Local doctors said that at least 10 protesters in Sana, the capital, were shot dead when armed government supporters attacked a demonstration against the resignation deal outlined by the Gulf Cooperation Council. The protesters were marching to the building of the state-owned Yemen TV when they were attacked near a major stadium where there is a small pro-government protest camp. According to witnesses, the battle went on for about an hour and several cars were burned, though it was difficult to see who set them on fire.
“We have organized a march to the TV station in Hasaba, and people there from the stadium started to shoot live ammunition,” said Adel al-Suraby, a student protest leader. “Then they also started to shoot again in front of Al Iman University. It was a very big march in response to the G.C.C. initiative because we refuse it.”
Wednesday was the deadliest day in the capital since 52 protesters were killed on March 18.
Meanwhile, two people, a protester and a soldier, were killed in the southern port of Aden on Wednesday morning when a clash broke out between protesters and security forces, doctors said.
A number of provincial capitals held general strikes as an element of civil disobedience to keep pressure on Mr. Saleh’s government.
“It is important for putting pressure in peaceful ways to protest our demands as the youth,” said Hussein al-Suleily, 28, a protest leader in the central city of Taiz. “This is part of our peaceful method. Yet the regime continues to use violence against us. It’s a series of violence that has only escalated in these 80 days of demonstrations.”
“This is a youth revolution, not a political crisis,” he added while mentioning that the youth in Taiz reject the Gulf Cooperation Council initiative, which officials from Yemen’s opposition and governing parties have now agreed on. The proposal would grant the president and his family immunity from prosecution, a point vehemently rejected by many youth protest leaders and human rights groups.
About a month ago residents in Aden, which has a history of civil disobedience stretching long before the current uprising because of its southern separatist movement, started closing their shops and not going to work every Saturday and Wednesday.
“There is total civil disobedience,” said a local journalist who did not want his name used for fear of reprisal. “All the shops were closed. All the government offices closed. Protesters blocked all the roads.”
He added that there was also a southern separatist protest in two districts of the city to mark the date when the north declared war on south Yemen in 1994. Thousands marched, he said.
A government spokesman said that not all government offices were closed in Aden, though he declined to comment on the issue any further.
Regular strikes have also taken off in Taiz, where residents say about half of the stores are closed every day.
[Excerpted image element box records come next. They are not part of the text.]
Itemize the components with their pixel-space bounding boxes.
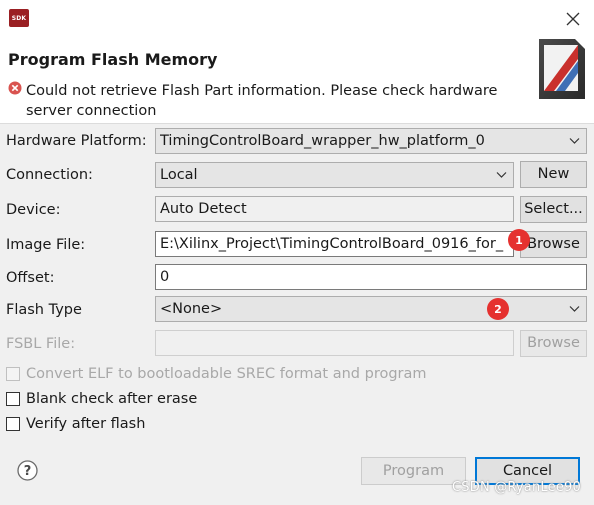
verify-label[interactable]: Verify after flash bbox=[26, 416, 145, 432]
sdk-app-icon: SDK bbox=[9, 9, 29, 27]
convert-elf-option: Convert ELF to bootloadable SREC format … bbox=[6, 364, 427, 384]
close-icon bbox=[566, 12, 580, 26]
annotation-marker-2: 2 bbox=[487, 298, 509, 320]
select-device-button[interactable]: Select... bbox=[520, 196, 587, 223]
program-button: Program bbox=[361, 457, 466, 485]
program-flash-dialog: SDK Program Flash Memory Could not retri… bbox=[0, 0, 594, 505]
fsbl-file-label: FSBL File: bbox=[6, 336, 76, 352]
image-file-input[interactable]: E:\Xilinx_Project\TimingControlBoard_091… bbox=[155, 231, 514, 257]
offset-input[interactable]: 0 bbox=[155, 264, 587, 290]
chevron-down-icon bbox=[496, 172, 507, 178]
error-message: Could not retrieve Flash Part informatio… bbox=[26, 83, 498, 119]
offset-label: Offset: bbox=[6, 270, 55, 286]
device-label: Device: bbox=[6, 202, 61, 218]
image-file-label: Image File: bbox=[6, 237, 86, 253]
device-field: Auto Detect bbox=[155, 196, 514, 222]
flash-type-value: <None> bbox=[160, 301, 223, 317]
dialog-title: Program Flash Memory bbox=[8, 50, 218, 69]
connection-value: Local bbox=[160, 167, 198, 183]
help-glyph: ? bbox=[24, 464, 32, 479]
flash-type-select[interactable]: <None> bbox=[155, 296, 587, 322]
convert-elf-checkbox bbox=[6, 367, 20, 381]
hardware-platform-value: TimingControlBoard_wrapper_hw_platform_0 bbox=[160, 133, 485, 149]
chevron-down-icon bbox=[569, 138, 580, 144]
convert-elf-label: Convert ELF to bootloadable SREC format … bbox=[26, 366, 427, 382]
help-icon[interactable]: ? bbox=[17, 460, 38, 481]
watermark: CSDN @RyanLee90 bbox=[452, 480, 581, 495]
annotation-marker-1: 1 bbox=[508, 229, 530, 251]
blank-check-option[interactable]: Blank check after erase bbox=[6, 389, 197, 409]
blank-check-label[interactable]: Blank check after erase bbox=[26, 391, 197, 407]
dialog-header: SDK Program Flash Memory Could not retri… bbox=[0, 0, 594, 124]
close-button[interactable] bbox=[556, 4, 590, 34]
hardware-platform-label: Hardware Platform: bbox=[6, 133, 147, 149]
browse-image-button[interactable]: Browse bbox=[520, 231, 587, 258]
fsbl-file-input bbox=[155, 330, 514, 356]
browse-fsbl-button: Browse bbox=[520, 330, 587, 357]
chevron-down-icon bbox=[569, 306, 580, 312]
verify-checkbox[interactable] bbox=[6, 417, 20, 431]
flash-memory-banner-icon bbox=[539, 39, 585, 99]
hardware-platform-select[interactable]: TimingControlBoard_wrapper_hw_platform_0 bbox=[155, 128, 587, 154]
flash-type-label: Flash Type bbox=[6, 302, 82, 318]
verify-option[interactable]: Verify after flash bbox=[6, 414, 145, 434]
connection-label: Connection: bbox=[6, 167, 93, 183]
connection-select[interactable]: Local bbox=[155, 162, 514, 188]
blank-check-checkbox[interactable] bbox=[6, 392, 20, 406]
error-icon bbox=[8, 81, 22, 95]
new-connection-button[interactable]: New bbox=[520, 161, 587, 188]
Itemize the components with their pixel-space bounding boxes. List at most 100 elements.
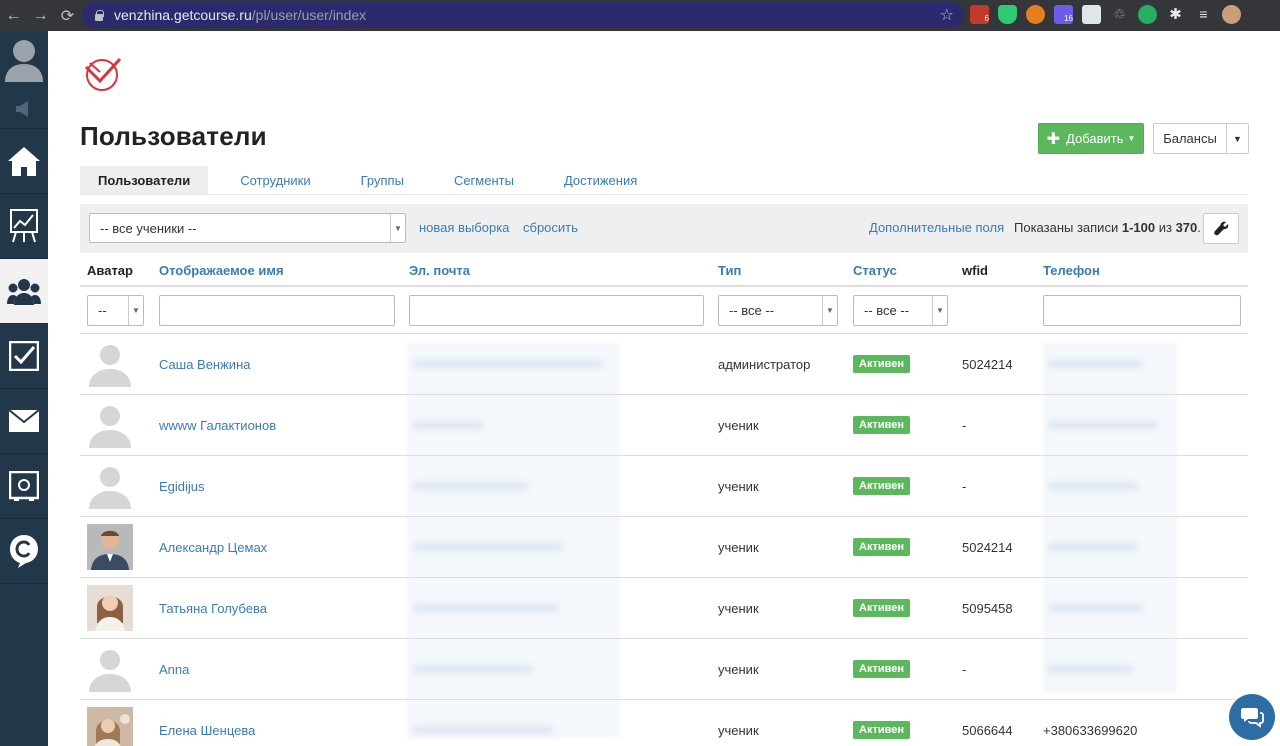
sidebar-item-messages[interactable] [0,389,48,454]
avatar[interactable] [87,341,133,387]
add-button[interactable]: ✚ Добавить ▼ [1038,123,1144,154]
user-type: ученик [718,662,759,677]
address-bar[interactable]: venzhina.getcourse.ru/pl/user/user/index… [82,2,964,28]
user-wfid: - [962,662,967,677]
user-type: ученик [718,540,759,555]
calendar-extension-icon[interactable]: 6 [970,5,989,24]
user-wfid: 5024214 [962,540,1013,555]
settings-button[interactable] [1203,213,1239,244]
mail-icon [9,410,39,432]
user-name-link[interactable]: Татьяна Голубева [159,601,267,616]
user-name-link[interactable]: Саша Венжина [159,357,250,372]
avatar[interactable] [87,463,133,509]
avatar[interactable] [87,402,133,448]
extensions-bar: 6 16 ♲ ✱ ≡ [970,5,1241,24]
user-name-link[interactable]: wwww Галактионов [159,418,276,433]
back-icon[interactable]: ← [0,7,27,25]
status-filter-select[interactable]: -- все -- ▼ [853,295,948,326]
status-badge: Активен [853,355,910,373]
column-filters: -- ▼ -- все -- ▼ -- все -- ▼ [80,287,1248,334]
new-selection-link[interactable]: новая выборка [419,220,509,235]
user-wfid: 5066644 [962,723,1013,738]
sidebar-item-reports[interactable] [0,194,48,259]
status-badge: Активен [853,721,910,739]
sidebar-item-users[interactable] [0,259,48,324]
name-filter-input[interactable] [159,295,395,326]
tab-achievements[interactable]: Достижения [546,166,655,194]
email-redacted [413,726,553,734]
bookmark-star-icon[interactable]: ☆ [940,5,954,25]
col-phone[interactable]: Телефон [1043,263,1100,278]
col-name[interactable]: Отображаемое имя [159,263,284,278]
tab-users[interactable]: Пользователи [80,166,209,194]
segment-select-value: -- все ученики -- [100,220,197,236]
user-wfid: - [962,418,967,433]
sidebar-item-tasks[interactable] [0,324,48,389]
col-email[interactable]: Эл. почта [409,263,470,278]
user-wfid: 5095458 [962,601,1013,616]
email-redacted [413,360,603,368]
browser-toolbar: ← → ⟳ venzhina.getcourse.ru/pl/user/user… [0,0,1280,31]
color-extension-icon[interactable] [1026,5,1045,24]
sidebar-item-finance[interactable] [0,454,48,519]
megaphone-icon [16,100,28,117]
caret-down-icon: ▼ [1233,133,1242,144]
user-name-link[interactable]: Елена Шенцева [159,723,255,738]
chevron-down-icon: ▼ [822,296,837,325]
shield-extension-icon[interactable] [998,5,1017,24]
avatar[interactable] [87,707,133,746]
col-avatar: Аватар [87,263,133,278]
status-badge: Активен [853,416,910,434]
avatar-filter-select[interactable]: -- ▼ [87,295,144,326]
col-status[interactable]: Статус [853,263,897,278]
phone-redacted [1048,543,1138,551]
chat-button[interactable] [1229,694,1275,740]
lock-icon [94,9,104,21]
avatar[interactable] [87,585,133,631]
balances-button-group: Балансы ▼ [1153,123,1249,154]
email-filter-input[interactable] [409,295,704,326]
phone-redacted [1048,482,1138,490]
check-extension-icon[interactable] [1138,5,1157,24]
phone-filter-input[interactable] [1043,295,1241,326]
forward-icon[interactable]: → [27,7,54,25]
col-wfid: wfid [962,263,988,278]
avatar[interactable] [87,646,133,692]
sidebar-profile[interactable] [0,31,48,89]
type-filter-select[interactable]: -- все -- ▼ [718,295,838,326]
reset-link[interactable]: сбросить [523,220,578,235]
user-name-link[interactable]: Александр Цемах [159,540,267,555]
chat-bubbles-icon [1241,708,1264,728]
table-row: Anna ученик Активен - [80,639,1248,700]
status-filter-value: -- все -- [864,303,910,318]
user-name-link[interactable]: Egidijus [159,479,205,494]
tab-groups[interactable]: Группы [343,166,422,194]
school-logo[interactable] [80,53,124,93]
tab-staff[interactable]: Сотрудники [222,166,328,194]
records-range: 1-100 [1121,220,1156,235]
url-host: venzhina.getcourse.ru [114,7,252,23]
chevron-down-icon: ▼ [390,214,405,242]
balances-dropdown-toggle[interactable]: ▼ [1227,124,1248,153]
segment-select[interactable]: -- все ученики -- ▼ [89,213,406,243]
note-extension-icon[interactable] [1082,5,1101,24]
tab-segments[interactable]: Сегменты [436,166,532,194]
balances-button[interactable]: Балансы [1154,124,1227,153]
user-name-link[interactable]: Anna [159,662,189,677]
puzzle-extensions-icon[interactable]: ✱ [1166,5,1185,24]
col-type[interactable]: Тип [718,263,741,278]
grad-cap-extension-icon[interactable]: 16 [1054,5,1073,24]
extra-fields-link[interactable]: Дополнительные поля [869,220,1004,235]
avatar[interactable] [87,524,133,570]
sidebar-item-home[interactable] [0,129,48,194]
sidebar-item-getcourse[interactable] [0,519,48,584]
status-badge: Активен [853,599,910,617]
recycle-extension-icon[interactable]: ♲ [1110,5,1129,24]
profile-avatar-icon[interactable] [1222,5,1241,24]
email-redacted [413,665,533,673]
sidebar-notifications[interactable] [0,89,48,129]
chevron-down-icon: ▼ [128,296,143,325]
reading-list-icon[interactable]: ≡ [1194,5,1213,24]
records-of: из [1158,220,1172,235]
reload-icon[interactable]: ⟳ [54,6,81,26]
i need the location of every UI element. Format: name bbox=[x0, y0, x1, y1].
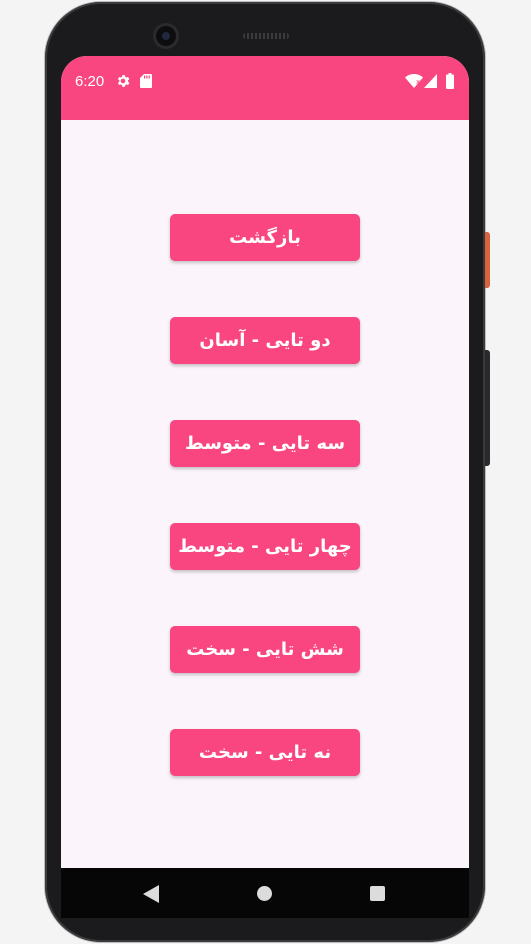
status-bar: 6:20 x bbox=[61, 56, 469, 120]
mode-two-easy-button[interactable]: دو تایی - آسان bbox=[170, 317, 360, 364]
status-time: 6:20 bbox=[75, 73, 105, 90]
screen: 6:20 x بازگشت دو تایی - آسان سه تایی - م… bbox=[61, 56, 469, 918]
recents-icon[interactable] bbox=[370, 886, 385, 901]
mode-nine-hard-button[interactable]: نه تایی - سخت bbox=[170, 729, 360, 776]
sd-card-icon bbox=[140, 74, 152, 88]
power-button bbox=[485, 232, 490, 288]
back-icon[interactable] bbox=[143, 885, 159, 903]
svg-text:x: x bbox=[416, 78, 420, 86]
mode-four-medium-button[interactable]: چهار تایی - متوسط bbox=[170, 523, 360, 570]
mode-three-medium-button[interactable]: سه تایی - متوسط bbox=[170, 420, 360, 467]
earpiece-speaker bbox=[243, 33, 289, 39]
home-icon[interactable] bbox=[257, 886, 272, 901]
wifi-icon: x bbox=[405, 74, 423, 88]
navigation-bar bbox=[61, 868, 469, 918]
signal-icon bbox=[424, 74, 437, 88]
front-camera bbox=[156, 26, 176, 46]
volume-button bbox=[485, 350, 490, 466]
gear-icon bbox=[117, 75, 130, 87]
menu-content: بازگشت دو تایی - آسان سه تایی - متوسط چه… bbox=[61, 120, 469, 868]
back-button[interactable]: بازگشت bbox=[170, 214, 360, 261]
mode-six-hard-button[interactable]: شش تایی - سخت bbox=[170, 626, 360, 673]
battery-icon bbox=[446, 73, 454, 89]
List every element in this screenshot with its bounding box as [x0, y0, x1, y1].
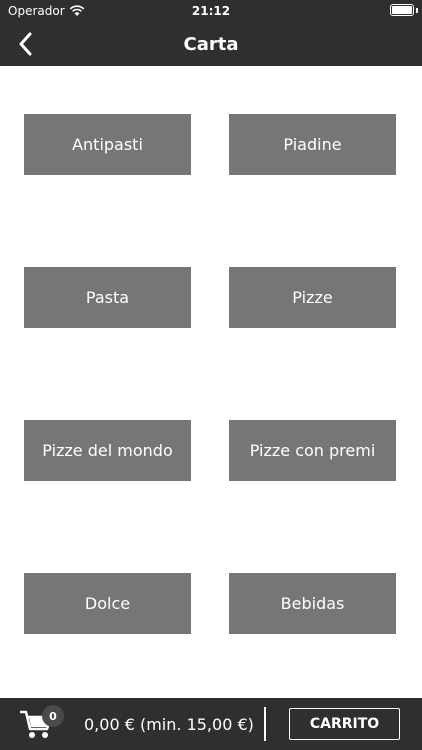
- battery-tip: [416, 8, 418, 13]
- status-time: 21:12: [191, 4, 231, 18]
- top-bar: Operador 21:12 Carta: [0, 0, 422, 66]
- category-button-pizze-del-mondo[interactable]: Pizze del mondo: [24, 420, 191, 481]
- category-button-bebidas[interactable]: Bebidas: [229, 573, 396, 634]
- category-button-antipasti[interactable]: Antipasti: [24, 114, 191, 175]
- category-button-pizze[interactable]: Pizze: [229, 267, 396, 328]
- chevron-left-icon: [19, 32, 32, 56]
- category-grid: Antipasti Piadine Pasta Pizze Pizze del …: [0, 66, 422, 698]
- category-button-dolce[interactable]: Dolce: [24, 573, 191, 634]
- back-button[interactable]: [10, 29, 40, 59]
- battery-icon: [390, 4, 414, 16]
- category-button-pasta[interactable]: Pasta: [24, 267, 191, 328]
- nav-bar: Carta: [0, 22, 422, 66]
- cart-button[interactable]: CARRITO: [289, 708, 400, 740]
- category-button-piadine[interactable]: Piadine: [229, 114, 396, 175]
- battery-level: [392, 6, 412, 14]
- cart-bar: 0 0,00 € (min. 15,00 €) CARRITO: [0, 698, 422, 750]
- cart-total: 0,00 € (min. 15,00 €): [84, 714, 254, 734]
- category-button-pizze-con-premi[interactable]: Pizze con premi: [229, 420, 396, 481]
- cart-divider: [263, 707, 266, 741]
- status-bar: Operador 21:12: [0, 0, 422, 22]
- cart-count-badge: 0: [42, 705, 64, 727]
- cart-summary[interactable]: 0: [19, 705, 64, 741]
- page-title: Carta: [183, 33, 239, 55]
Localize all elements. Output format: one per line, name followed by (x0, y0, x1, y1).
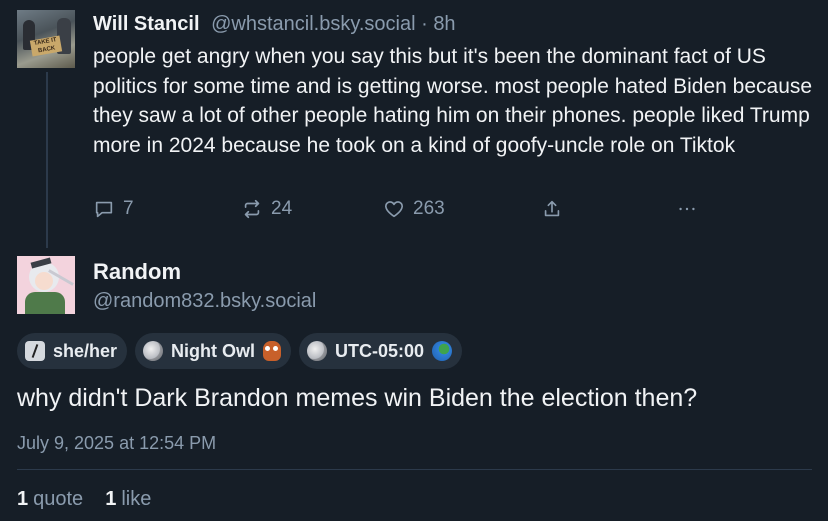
main-author-avatar[interactable] (17, 256, 75, 314)
main-author-handle[interactable]: @random832.bsky.social (93, 288, 316, 314)
parent-post-actions: 7 24 263 (93, 198, 713, 226)
share-button[interactable] (541, 198, 563, 220)
label-text: UTC-05:00 (335, 340, 425, 361)
slash-icon (25, 341, 45, 361)
parent-post-time[interactable]: 8h (433, 13, 455, 35)
heart-icon (384, 201, 404, 218)
quote-label: quote (33, 488, 84, 510)
label-text: Night Owl (171, 340, 256, 361)
like-stat-count: 1 (105, 488, 117, 510)
repost-count: 24 (271, 198, 293, 219)
ellipsis-icon (679, 207, 695, 211)
parent-author-name[interactable]: Will Stancil (93, 13, 200, 35)
label-text: she/her (53, 340, 118, 361)
reply-icon (95, 201, 113, 218)
profile-labels: she/her Night Owl UTC-05:00 (17, 333, 463, 369)
quote-stat[interactable]: 1 quote (17, 485, 83, 513)
quote-count: 1 (17, 488, 29, 510)
parent-post-text: people get angry when you say this but i… (93, 45, 813, 157)
post-thread-view: TAKE IT BACK Will Stancil @whstancil.bsk… (0, 0, 828, 521)
thread-connector-line (46, 72, 48, 248)
repost-icon (244, 199, 260, 219)
label-timezone[interactable]: UTC-05:00 (299, 333, 463, 369)
post-stats: 1 quote 1 like (17, 485, 151, 513)
owl-icon (263, 341, 282, 361)
avatar-figure-face (35, 272, 53, 290)
repost-button[interactable]: 24 (241, 198, 292, 220)
header-separator: · (415, 13, 434, 35)
globe-icon (432, 341, 453, 361)
reply-button[interactable]: 7 (93, 198, 134, 220)
parent-author-avatar[interactable]: TAKE IT BACK (17, 10, 75, 68)
more-options-button[interactable] (676, 198, 698, 220)
like-stat[interactable]: 1 like (105, 485, 151, 513)
moon-icon (143, 341, 164, 361)
label-night-owl[interactable]: Night Owl (135, 333, 292, 369)
reply-count: 7 (123, 198, 134, 219)
main-author-name[interactable]: Random (93, 258, 181, 286)
like-count: 263 (413, 198, 445, 219)
share-icon (544, 200, 560, 217)
parent-post-header: Will Stancil @whstancil.bsky.social · 8h (93, 12, 456, 36)
divider (17, 469, 812, 470)
label-pronouns[interactable]: she/her (17, 333, 128, 369)
like-label: like (121, 488, 152, 510)
avatar-figure-body (25, 292, 65, 314)
main-post-text: why didn't Dark Brandon memes win Biden … (17, 384, 698, 412)
moon-icon (307, 341, 328, 361)
post-timestamp[interactable]: July 9, 2025 at 12:54 PM (17, 430, 216, 456)
parent-author-handle[interactable]: @whstancil.bsky.social (211, 13, 415, 35)
like-button[interactable]: 263 (383, 198, 445, 220)
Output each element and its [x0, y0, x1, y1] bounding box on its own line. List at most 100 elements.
Stores are closed in cities including Ibb, Mukalla, Ataq and Beidha as well on Wednesdays and Saturdays for a few hours in the morning. But in Sana, one of the most pro-Saleh areas of the country, protesters say a general strike would be more difficult.
Yemen’s opposition coalition released a statement late Wednesday lashing out at Mr. Saleh and his family for the attacks on protesters. The coalition also said that the six-nation regional bloc, known as the Gulf Cooperation Council, should also take a firm stand in condemning the attacks on demonstrators, or the tentative agreement will not move forward.
“We demand a serious and clear stance if the agreement is going to proceed successfully by condemning these crimes that were carried out by the military and security,” the statement read. “We have agreed to this proposal in order to save our people from more bloodshed.”
The opposition there would be no reason to participate in the proposed transition of power from Mr. Saleh if “the family continues to kill our sons and people.